Los asiduos al despacho de bebidas del carbonero hablan a media voz de atentados, pogromos, ligas de autodefensa: frente a las sibilinas amenazas de los comandos otekas, algunos nativos emprendedores y jóvenes organizan milicias paramilitares, lucen emblemas galorromanos y celtas, conciben el mañana como un Sendero Luminoso, se acogen al patrocinio bicéfalo de Nuestra Señora y su invicto defensor Charles Martel.
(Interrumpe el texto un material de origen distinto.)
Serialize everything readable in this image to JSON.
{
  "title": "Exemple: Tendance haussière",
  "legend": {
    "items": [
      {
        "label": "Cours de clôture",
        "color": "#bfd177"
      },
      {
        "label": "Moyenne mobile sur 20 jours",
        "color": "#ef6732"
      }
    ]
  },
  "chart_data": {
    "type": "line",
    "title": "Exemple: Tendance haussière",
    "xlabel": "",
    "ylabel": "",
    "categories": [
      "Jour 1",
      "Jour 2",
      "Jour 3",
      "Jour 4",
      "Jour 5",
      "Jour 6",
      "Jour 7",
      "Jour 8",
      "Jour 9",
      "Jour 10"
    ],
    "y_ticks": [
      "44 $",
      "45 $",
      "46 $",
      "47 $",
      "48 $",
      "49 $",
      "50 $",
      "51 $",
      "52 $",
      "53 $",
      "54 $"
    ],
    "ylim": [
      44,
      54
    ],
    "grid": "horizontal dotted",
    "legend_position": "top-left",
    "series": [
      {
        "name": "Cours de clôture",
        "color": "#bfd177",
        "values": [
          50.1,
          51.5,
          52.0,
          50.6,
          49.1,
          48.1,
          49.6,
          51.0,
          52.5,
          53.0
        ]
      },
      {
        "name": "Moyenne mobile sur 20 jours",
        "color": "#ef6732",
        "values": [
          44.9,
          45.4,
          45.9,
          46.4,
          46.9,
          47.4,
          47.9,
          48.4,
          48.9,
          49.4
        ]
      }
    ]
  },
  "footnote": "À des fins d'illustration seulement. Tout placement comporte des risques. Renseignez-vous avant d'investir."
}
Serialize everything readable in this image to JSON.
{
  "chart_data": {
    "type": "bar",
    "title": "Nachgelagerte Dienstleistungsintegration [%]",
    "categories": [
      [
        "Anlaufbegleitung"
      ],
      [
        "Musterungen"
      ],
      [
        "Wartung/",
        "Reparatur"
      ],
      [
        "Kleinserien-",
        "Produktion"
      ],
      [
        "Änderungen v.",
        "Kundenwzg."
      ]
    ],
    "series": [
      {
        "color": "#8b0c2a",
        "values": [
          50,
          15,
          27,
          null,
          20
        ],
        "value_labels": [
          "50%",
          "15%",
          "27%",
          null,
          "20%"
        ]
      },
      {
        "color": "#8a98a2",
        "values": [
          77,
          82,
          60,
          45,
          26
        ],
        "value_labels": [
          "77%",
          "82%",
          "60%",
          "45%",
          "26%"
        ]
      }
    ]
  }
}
Al amparo de su apariencia inocua —gafas, sombrero e impermeable—, nuestro egoísta y ensimismado personaje escucha impertérrito sus proyectos de higiene y saneamiento, balanceándose en las alturas nebulosas del kif. La rutinaria consulta al horóscopo de la semana le ha llenado de tristes presagios: una infausta conjunción de astros anuncia un período sombrío para los capricornios, erizado de trampas, peligros. Aunque un tanto dudoso de los pronósticos, resolverá no obstante curarse en salud. El trayecto en metro a Barbès es distraído y corto: con su recién renovada Carte Orange, se dirigirá al antiguo prostíbulo de la Rue Polonceau confiando en la clarividencia y poderes del morabito.